According to a recent announcement from the Telos Foundation, the app will also allow users to share that information with healthcare organizations.
The open-source app, Agerona, stores the test data on the Telos blockchain, with Genobank to introduce a token that enables information sharing. The app is expected to launch this month.
Privacy concerns could hinder health efforts
Some authorities have expressed concern that undocumented workers and individuals living in a country without permission could avoid treatment or diagnosis over worries that they would be arrested or deported.
Angerona will facilitate purchases from partner test suppliers. Users can scan a unique barcode on each test to associate the results with an anonymous account on Telos controlled by the user.

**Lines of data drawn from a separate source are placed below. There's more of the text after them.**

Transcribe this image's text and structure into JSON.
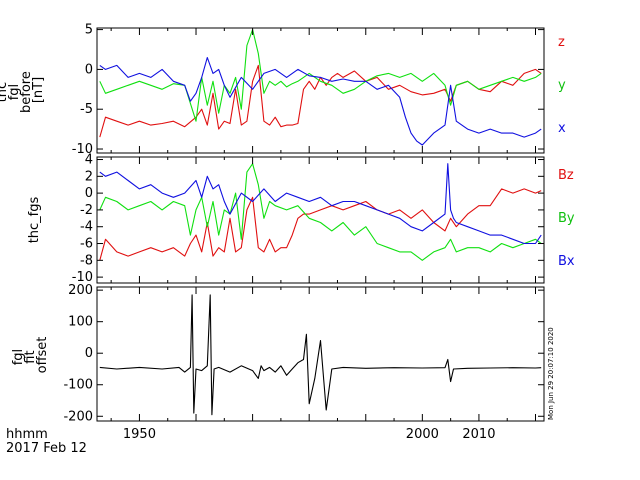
{
  "chart_data": [
    {
      "type": "line",
      "ylabel_lines": [
        "thc",
        "fgl",
        "before",
        "[nT]"
      ],
      "ylim": [
        -10.5,
        5.2
      ],
      "yticks": [
        {
          "v": 5,
          "t": "5"
        },
        {
          "v": 0,
          "t": "0"
        },
        {
          "v": -5,
          "t": "-5"
        },
        {
          "v": -10,
          "t": "-10"
        }
      ],
      "series": [
        {
          "name": "z",
          "color": "#e01010",
          "x": [
            1943,
            1944,
            1946,
            1948,
            1950,
            1952,
            1954,
            1956,
            1958,
            1960,
            1961,
            1962,
            1963,
            1964,
            1965,
            1966,
            1967,
            1968,
            1969,
            1970,
            1971,
            1972,
            1973,
            1974,
            1975,
            1976,
            1977,
            1978,
            1979,
            1980,
            1981,
            1982,
            1983,
            1984,
            1985,
            1986,
            1988,
            1990,
            1992,
            1994,
            1996,
            1998,
            2000,
            2002,
            2004,
            2005,
            2006,
            2008,
            2010,
            2012,
            2014,
            2016,
            2018,
            2020,
            2021
          ],
          "y": [
            -8.5,
            -6.0,
            -6.5,
            -7.0,
            -6.5,
            -7.0,
            -6.8,
            -6.5,
            -7.2,
            -6.0,
            -5.0,
            -7.0,
            -3.0,
            -7.5,
            -6.5,
            -6.8,
            -2.5,
            -7.0,
            -6.5,
            -1.5,
            0.5,
            -6.5,
            -7.0,
            -6.0,
            -7.2,
            -7.0,
            -7.0,
            -6.8,
            -2.5,
            -1.5,
            -2.5,
            -1.0,
            -2.0,
            -1.0,
            -0.5,
            -1.0,
            -0.2,
            -1.5,
            -1.0,
            -2.5,
            -2.0,
            -2.8,
            -3.2,
            -3.0,
            -2.5,
            -4.0,
            -2.0,
            -1.5,
            -2.5,
            -2.8,
            -1.5,
            -2.0,
            -0.5,
            0.0,
            -0.5
          ]
        },
        {
          "name": "y",
          "color": "#10e010",
          "x": [
            1943,
            1944,
            1946,
            1948,
            1950,
            1952,
            1954,
            1956,
            1958,
            1960,
            1961,
            1962,
            1963,
            1964,
            1965,
            1966,
            1967,
            1968,
            1969,
            1970,
            1971,
            1972,
            1973,
            1974,
            1975,
            1976,
            1977,
            1978,
            1979,
            1980,
            1982,
            1984,
            1986,
            1988,
            1990,
            1992,
            1994,
            1996,
            1998,
            2000,
            2002,
            2004,
            2005,
            2006,
            2008,
            2010,
            2012,
            2014,
            2016,
            2018,
            2020,
            2021
          ],
          "y": [
            -1.5,
            -3.0,
            -2.5,
            -2.0,
            -1.5,
            -2.0,
            -2.5,
            -1.8,
            -2.0,
            -6.5,
            -1.0,
            -4.5,
            -1.5,
            -5.5,
            -2.0,
            -3.0,
            -1.0,
            -5.0,
            3.0,
            5.0,
            2.0,
            -3.0,
            -1.5,
            -2.0,
            -1.5,
            -2.2,
            -1.8,
            -1.5,
            -1.0,
            -0.5,
            -1.5,
            -2.0,
            -3.0,
            -2.5,
            -1.5,
            -0.8,
            -0.5,
            -1.0,
            -0.5,
            -1.5,
            -0.5,
            -2.0,
            -4.5,
            -2.0,
            -1.5,
            -2.5,
            -2.0,
            -1.5,
            -1.0,
            -1.5,
            -1.0,
            -0.5
          ]
        },
        {
          "name": "x",
          "color": "#1010e0",
          "x": [
            1943,
            1944,
            1946,
            1948,
            1950,
            1952,
            1954,
            1956,
            1958,
            1959,
            1960,
            1961,
            1962,
            1963,
            1964,
            1965,
            1966,
            1968,
            1970,
            1972,
            1974,
            1976,
            1978,
            1980,
            1982,
            1984,
            1986,
            1988,
            1990,
            1992,
            1994,
            1996,
            1997,
            1998,
            1999,
            2000,
            2002,
            2004,
            2005,
            2006,
            2008,
            2010,
            2012,
            2014,
            2016,
            2018,
            2020,
            2021
          ],
          "y": [
            0.5,
            0.0,
            0.5,
            -1.0,
            -0.5,
            -1.0,
            0.0,
            -1.5,
            -2.0,
            -4.0,
            -3.0,
            -1.0,
            1.5,
            -0.5,
            0.0,
            -2.0,
            -3.5,
            -1.0,
            -2.5,
            -0.5,
            0.0,
            -1.0,
            0.0,
            -0.8,
            -1.0,
            -1.5,
            -1.2,
            -1.5,
            -1.5,
            -2.5,
            -2.0,
            -3.5,
            -6.0,
            -8.0,
            -9.0,
            -9.5,
            -8.0,
            -7.0,
            -2.0,
            -6.5,
            -7.5,
            -8.0,
            -7.5,
            -8.0,
            -8.0,
            -8.5,
            -8.0,
            -7.5
          ]
        }
      ]
    },
    {
      "type": "line",
      "ylabel_lines": [
        "thc_fgs"
      ],
      "ylim": [
        -10.7,
        4.3
      ],
      "yticks": [
        {
          "v": 4,
          "t": "4"
        },
        {
          "v": 2,
          "t": "2"
        },
        {
          "v": 0,
          "t": "0"
        },
        {
          "v": -2,
          "t": "-2"
        },
        {
          "v": -4,
          "t": "-4"
        },
        {
          "v": -6,
          "t": "-6"
        },
        {
          "v": -8,
          "t": "-8"
        },
        {
          "v": -10,
          "t": "-10"
        }
      ],
      "series": [
        {
          "name": "Bz",
          "color": "#e01010",
          "x": [
            1943,
            1944,
            1946,
            1948,
            1950,
            1952,
            1954,
            1956,
            1958,
            1959,
            1960,
            1961,
            1962,
            1963,
            1964,
            1965,
            1966,
            1967,
            1968,
            1969,
            1970,
            1971,
            1972,
            1973,
            1974,
            1975,
            1976,
            1977,
            1978,
            1979,
            1980,
            1982,
            1984,
            1986,
            1988,
            1990,
            1992,
            1994,
            1996,
            1998,
            2000,
            2002,
            2004,
            2005,
            2006,
            2008,
            2010,
            2012,
            2014,
            2016,
            2018,
            2020,
            2021
          ],
          "y": [
            -8.0,
            -5.5,
            -7.0,
            -7.5,
            -7.0,
            -6.5,
            -7.0,
            -6.5,
            -7.5,
            -6.0,
            -5.0,
            -7.0,
            -3.5,
            -7.5,
            -6.5,
            -7.0,
            -3.0,
            -7.0,
            -6.5,
            -2.0,
            -0.5,
            -6.5,
            -7.0,
            -5.5,
            -7.0,
            -6.5,
            -6.5,
            -5.0,
            -3.0,
            -2.5,
            -2.5,
            -2.0,
            -1.5,
            -2.0,
            -1.5,
            -1.0,
            -2.0,
            -2.5,
            -2.0,
            -3.0,
            -2.0,
            -3.5,
            -4.5,
            -3.0,
            -4.0,
            -2.5,
            -1.5,
            -1.5,
            0.5,
            0.0,
            0.5,
            0.0,
            0.3
          ]
        },
        {
          "name": "By",
          "color": "#10e010",
          "x": [
            1943,
            1944,
            1946,
            1948,
            1950,
            1952,
            1954,
            1956,
            1958,
            1959,
            1960,
            1961,
            1962,
            1963,
            1964,
            1965,
            1966,
            1967,
            1968,
            1969,
            1970,
            1971,
            1972,
            1973,
            1974,
            1976,
            1978,
            1980,
            1982,
            1984,
            1986,
            1988,
            1990,
            1992,
            1994,
            1996,
            1998,
            2000,
            2002,
            2004,
            2005,
            2006,
            2008,
            2010,
            2012,
            2014,
            2016,
            2018,
            2020,
            2021
          ],
          "y": [
            -2.0,
            -0.5,
            -1.0,
            -2.0,
            -1.5,
            -1.0,
            -2.0,
            -1.0,
            -1.5,
            -5.0,
            -2.0,
            -0.5,
            -4.0,
            -1.0,
            -5.0,
            -2.0,
            -2.5,
            0.0,
            -5.5,
            2.5,
            3.5,
            1.0,
            -3.0,
            -1.0,
            -1.5,
            -2.0,
            -1.5,
            -3.0,
            -3.5,
            -4.5,
            -3.5,
            -5.0,
            -4.0,
            -6.0,
            -6.5,
            -7.0,
            -7.0,
            -8.0,
            -7.0,
            -6.5,
            -5.5,
            -7.0,
            -6.5,
            -6.5,
            -7.0,
            -6.0,
            -6.5,
            -6.0,
            -5.5,
            -6.0
          ]
        },
        {
          "name": "Bx",
          "color": "#1010e0",
          "x": [
            1943,
            1944,
            1946,
            1948,
            1950,
            1952,
            1954,
            1956,
            1958,
            1960,
            1961,
            1962,
            1963,
            1964,
            1965,
            1966,
            1968,
            1970,
            1972,
            1974,
            1976,
            1978,
            1980,
            1982,
            1984,
            1986,
            1988,
            1990,
            1992,
            1994,
            1996,
            1998,
            2000,
            2002,
            2004,
            2004.5,
            2005,
            2005.5,
            2006,
            2008,
            2010,
            2012,
            2014,
            2016,
            2018,
            2020,
            2021
          ],
          "y": [
            2.5,
            2.0,
            2.5,
            1.5,
            0.5,
            1.0,
            0.0,
            -0.5,
            0.0,
            1.5,
            -0.5,
            2.0,
            0.5,
            1.0,
            -1.0,
            -2.5,
            0.0,
            -1.0,
            0.5,
            -1.0,
            0.0,
            -0.5,
            -1.0,
            -0.5,
            -1.5,
            -1.0,
            -1.0,
            -1.5,
            -2.0,
            -2.5,
            -3.0,
            -4.0,
            -4.5,
            -3.5,
            -2.5,
            3.5,
            -2.0,
            -3.0,
            -3.5,
            -4.0,
            -4.5,
            -5.0,
            -5.0,
            -5.5,
            -6.0,
            -6.0,
            -5.0
          ]
        }
      ]
    },
    {
      "type": "line",
      "ylabel_lines": [
        "fgl",
        "fit",
        "offset"
      ],
      "ylim": [
        -215,
        210
      ],
      "yticks": [
        {
          "v": 200,
          "t": "200"
        },
        {
          "v": 100,
          "t": "100"
        },
        {
          "v": 0,
          "t": "0"
        },
        {
          "v": -100,
          "t": "-100"
        },
        {
          "v": -200,
          "t": "-200"
        }
      ],
      "series": [
        {
          "name": "offset",
          "color": "#000000",
          "x": [
            1943,
            1946,
            1950,
            1954,
            1957,
            1958,
            1959,
            1959.3,
            1959.6,
            1960,
            1961,
            1962,
            1962.5,
            1962.8,
            1963.2,
            1964,
            1966,
            1968,
            1970,
            1971,
            1971.5,
            1972,
            1973,
            1974,
            1975,
            1976,
            1977,
            1978,
            1979,
            1979.5,
            1980,
            1981,
            1982,
            1983,
            1984,
            1986,
            1990,
            1995,
            2000,
            2004,
            2004.5,
            2005,
            2005.5,
            2008,
            2012,
            2016,
            2020,
            2021
          ],
          "y": [
            -45,
            -50,
            -45,
            -50,
            -45,
            -60,
            -45,
            185,
            -190,
            -50,
            -55,
            -40,
            185,
            -195,
            -50,
            -45,
            -60,
            -40,
            -55,
            -80,
            -40,
            -55,
            -45,
            -60,
            -40,
            -70,
            -50,
            -30,
            -20,
            60,
            -160,
            -80,
            40,
            -180,
            -50,
            -45,
            -48,
            -46,
            -47,
            -46,
            -20,
            -90,
            -50,
            -48,
            -47,
            -46,
            -47,
            -46
          ]
        }
      ]
    }
  ],
  "xaxis": {
    "xlim": [
      1942.5,
      2021.5
    ],
    "ticks": [
      {
        "v": 1950,
        "t": "1950"
      },
      {
        "v": 2000,
        "t": "2000"
      },
      {
        "v": 2010,
        "t": "2010"
      }
    ],
    "minor_step": 5,
    "label_line1": "hhmm",
    "label_line2": "2017 Feb 12"
  },
  "stamp": "Mon Jun 29 20:07:10 2020"
}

Test kits can then be sent to a partner lab for analysis, with results anonymously uploaded to the Telos blockchain. If provided, the data will include the user's country and postcode to track the spread of the coronavirus.
For Geobank chief executive Daniel Uribe, the project principal mission is to provide people with a way to access coronavirus tests privately and securely.
“People have the right to know if they have the coronavirus without violating their privacy,” Uribe states.
Agerona project garners contributors in four countries
While Genobank and Telos initially partnered to develop the testing service for use in the United States, the project now has contributors in the United Kingdom, Israel and Iran — with hopes to expand into more jurisdictions.
The project is slated to develop a "mobile app for users, a processing interface for laboratories, a privacy-ensuring blockchain architecture, and sourcing and logistics solutions for low-cost COVID-19 tests and processing.”
Agerona plans to soon launch an experimental feature in which artificial intelligence-based diagnostic tools are used to analyze sound clips of people coughing.
Coronavirus pandemic showcases data-sharing features of DLT
Distributed ledger technologies (DLT) has seen many applications in the arena of data sharing and aggregation amid the global coronavirus relief efforts.
On March 27, blockchain platform Algorand launched its ‘IReportCovid’ survey app. The platform encourages respondents both healthy and sick to take the test repeatedly as their symptoms change to track the spread and symptomatic tendencies of the virus.
Each individual must respond from a single IP address. Algorand soon plans to release data analysis tools to allow public examination of the aggregated data.
The Chinese central government has also used blockchain to track and aggregate medical data.